The process continues until one of two outcomes is reached: either all activity is explained and the hypothesis is disproven, or unexplained behavior remains and is escalated for further investigation.
IOC-Based Threat Hunting (Known Threats)
IOC-based hunting serves a different purpose: validating exposure to known threats.
These hunts are triggered by external inputs such as threat intelligence, vulnerability disclosures, or indicators observed in other environments.
Unlike hypothesis-based hunts, IOC-based hunts are deterministic. They rely on predefined playbooks that define where to search, how to query data, and how far back to look.
Execution involves scanning across multiple data sources: endpoint, identity, cloud, and SaaS, to identify matches for the given indicator. Results are then correlated to determine scope and impact.
The outcome is binary: either the indicator is not present, or it is found and escalated.
While simpler in structure, IOC-based hunts provide critical coverage for known threats and complement hypothesis-based investigations.
From Execution Constraint to Continuous System
When both types of hunts are executed by a system rather than manually, the constraints that previously defined threat hunting are removed.
Hypothesis-based hunts can run continuously, testing multiple scenarios in parallel. IOC-based hunts can be triggered and executed immediately across all relevant data.
This enables a shift from periodic investigation to continuous validation.

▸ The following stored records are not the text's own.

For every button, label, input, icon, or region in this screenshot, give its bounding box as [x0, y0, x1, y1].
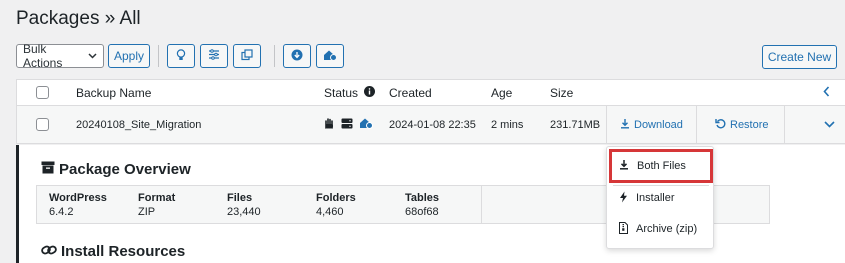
- overview-label: Format: [138, 192, 176, 204]
- overview-value: 4,460: [316, 206, 344, 218]
- overview-value: 68of68: [405, 206, 439, 218]
- package-overview-title: Package Overview: [59, 161, 191, 178]
- select-all-checkbox[interactable]: [36, 86, 49, 99]
- overview-label: Tables: [405, 192, 440, 204]
- overview-format: Format ZIP: [126, 186, 215, 223]
- overview-label: Folders: [316, 192, 356, 204]
- restore-button[interactable]: Restore: [715, 118, 769, 132]
- undo-icon: [715, 118, 726, 132]
- size: 231.71MB: [550, 118, 601, 131]
- recovery-button[interactable]: [316, 44, 344, 68]
- download-label: Download: [634, 118, 683, 131]
- page-title: Packages » All: [16, 8, 141, 29]
- header-age[interactable]: Age: [491, 80, 512, 105]
- restore-label: Restore: [730, 118, 769, 131]
- apply-button[interactable]: Apply: [108, 44, 150, 68]
- copy-icon: [241, 48, 253, 64]
- download-archive[interactable]: Archive (zip): [607, 215, 713, 243]
- download-circle-icon: [291, 49, 303, 64]
- create-new-button[interactable]: Create New: [762, 45, 837, 69]
- hand-stop-icon: [323, 117, 335, 132]
- header-status[interactable]: Status: [324, 86, 358, 100]
- toolbar: Bulk Actions Apply: [16, 42, 349, 70]
- house-icon: [359, 117, 373, 132]
- chevron-down-icon: [88, 51, 97, 62]
- collapse-all-button[interactable]: [823, 80, 830, 105]
- column-divider: [606, 106, 607, 143]
- link-icon: [41, 243, 57, 260]
- row-checkbox[interactable]: [36, 118, 49, 131]
- server-icon: [341, 118, 353, 132]
- install-resources-title: Install Resources: [61, 243, 186, 260]
- age: 2 mins: [491, 118, 524, 131]
- chevron-down-icon: [824, 119, 835, 131]
- expand-row-button[interactable]: [824, 106, 835, 143]
- overview-tables: Tables 68of68: [393, 186, 482, 223]
- sliders-icon: [208, 49, 220, 63]
- archive-box-icon: [41, 161, 55, 178]
- chevron-left-icon: [823, 85, 830, 100]
- templates-button[interactable]: [233, 44, 261, 68]
- bulk-actions-select[interactable]: Bulk Actions: [16, 42, 104, 70]
- toolbar-separator: [158, 45, 159, 67]
- dropdown-item-label: Archive (zip): [636, 223, 698, 235]
- highlight-box: [609, 149, 713, 183]
- overview-label: WordPress: [49, 192, 107, 204]
- table-header: Backup Name Status Created Age Size: [16, 79, 845, 106]
- overview-wordpress: WordPress 6.4.2: [37, 186, 126, 223]
- header-created[interactable]: Created: [389, 80, 432, 105]
- header-backup-name[interactable]: Backup Name: [76, 80, 151, 105]
- overview-label: Files: [227, 192, 253, 204]
- dropdown-item-label: Installer: [636, 192, 675, 204]
- download-installer[interactable]: Installer: [607, 184, 713, 212]
- bolt-icon: [619, 191, 628, 206]
- tips-button[interactable]: [167, 44, 195, 68]
- column-divider: [784, 106, 785, 143]
- packages-table: Backup Name Status Created Age Size 2024…: [16, 79, 845, 144]
- created-date: 2024-01-08 22:35: [389, 118, 476, 131]
- table-row: 20240108_Site_Migration 2024-01-08 22:35…: [16, 106, 845, 144]
- download-dropdown: Both Files Installer Archive (zip): [606, 146, 714, 249]
- settings-button[interactable]: [200, 44, 228, 68]
- download-icon: [620, 118, 630, 132]
- backup-name: 20240108_Site_Migration: [76, 118, 202, 131]
- info-icon[interactable]: [364, 85, 376, 100]
- overview-value: ZIP: [138, 206, 156, 218]
- import-button[interactable]: [283, 44, 311, 68]
- bulk-actions-label: Bulk Actions: [23, 42, 63, 70]
- package-details-panel: Package Overview WordPress 6.4.2 Format …: [16, 145, 845, 263]
- header-size[interactable]: Size: [550, 80, 573, 105]
- download-button[interactable]: Download: [620, 118, 683, 132]
- status-icons: [323, 106, 373, 143]
- overview-folders: Folders 4,460: [304, 186, 393, 223]
- overview-value: 23,440: [227, 206, 261, 218]
- house-icon: [323, 49, 337, 64]
- lightbulb-icon: [176, 48, 186, 64]
- file-archive-icon: [619, 221, 628, 237]
- toolbar-separator: [274, 45, 275, 67]
- overview-files: Files 23,440: [215, 186, 304, 223]
- column-divider: [696, 106, 697, 143]
- overview-value: 6.4.2: [49, 206, 74, 218]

Instead of asking "what should we hunt next," teams can ask "what have we not yet validated," and have the system execute against that question.
What This Enables
Running threat hunting as a system changes three things.
First, it increases coverage. More hypotheses can be tested across more data, more frequently.
Second, it improves consistency. Each investigation follows a controlled and repeatable process.
Third, it reduces time to outcome. Investigations that previously required hours or days can be completed in minutes.
These are not incremental improvements. They change what is operationally possible.
Final Thought
The shift introduced by systems like Mythos is not about speed alone. It is about expanding what attackers can discover.
As that space grows, detection becomes inherently incomplete.
Threat hunting is the only mechanism designed to explore that unknown space.
The question is no longer whether threat hunting is important. It is whether it can be executed continuously.
Until recently, the answer was no. Now, it can.